In terms of detail, although not of body count, the movie is less gory than the book. That opponent who spends a whole night – and four pages – being chewed by angry dogs in the book has just a few minutes under the fangs in the movie before Katniss puts him out of his misery. The worst detail about the dogs, that they have the eyes and features of the fallen tributes, is not discussed in Ross’s version. The Hunger Games Book may be more R rated than the movie.

(MORE: Is Our Concern Over “Undecency” Misguided?)

But even though the movie is milder, reading and watching a screen are very different ways of obtaining information, one active, one passive. Reading is perhaps the most intimate act of intellectual self-exploration. We make choices as we read; do we linger and imagine those dogs, gnawing at a human now a “raw hunk of meat” or do we race on to the next adventure? We can put the book aside and return to it when we feel ready, like my precocious nine year-old niece, a voracious reader who self-regulated by consuming Harry Potter only during daylight (and who won’t be allowed to read The Hunger Games for a few more years, even though her mother loved the books and can’t wait to see the movie).

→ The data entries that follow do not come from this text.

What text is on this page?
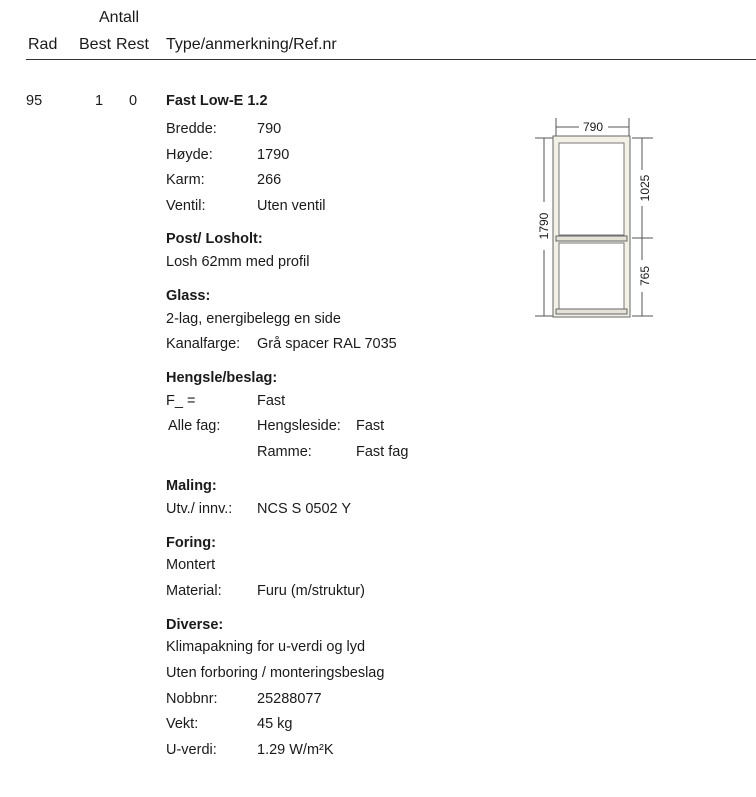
Antall
Rad Best Rest Type/anmerkning/Ref.nr
95	1 0 Fast Low-E 1.2
Bredde:	790
Høyde:	1790
Karm:	266
Ventil:	Uten ventil
Post/ Losholt:
Losh 62mm med profil
Glass:
2-lag, energibelegg en side
Kanalfarge: Grå spacer RAL 7035
Hengsle/beslag:
F_ =	Fast
Alle fag:	Hengsleside: Fast
Ramme:	Fast fag
Maling:
Utv./ innv.: NCS S 0502 Y
Foring:
Montert
Material: Furu (m/struktur)
Diverse:
Klimapakning for u-verdi og lyd
Uten forboring / monteringsbeslag
Nobbnr:	25288077
Vekt:	45 kg
U-verdi:	1.29 W/m²K
790
1790
1025
765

While reading is an act of self-determination, being taken to a movie the ratings board says you aren’t allowed into on your own is ultimately someone else’s choice, no matter how hard you have begged to go. A movie, which comes at you through the one-two punch of sight and sound, leaves less room for escape. There are the hands to hide behind, the bathroom to visit, but because the film will end in a finite time not of your choosing, it is also more likely to pressure you into staying within its embrace.

I keep thinking about the bloody brick we see in a teenager’s hand in The Hunger Games, the lethalness of a machete slicing through young bodies and of  the 12 year-old tribute named Rue, the heartbreak of both book and movie. Played by Amandla Stenberg, who will turn 14 this fall, she is now much more than the visage conjured by words on a page. While open to the imagination, a character made only of words remains flexible, uncertain. This Rue has a specific face. She and the spear you see land in her chest goes home with you, now vivid and tucked in your head. Yes it’s a movie, not real. But by introducing such images to a very young child within a setting devised for entertainment, you give credence to something disturbing. It’s not that the images are normal. It’s that your child thinks it’s normal to witness and observe this. I saw it with Mom or Dad. It must be okay. Unless of course, they made a mistake.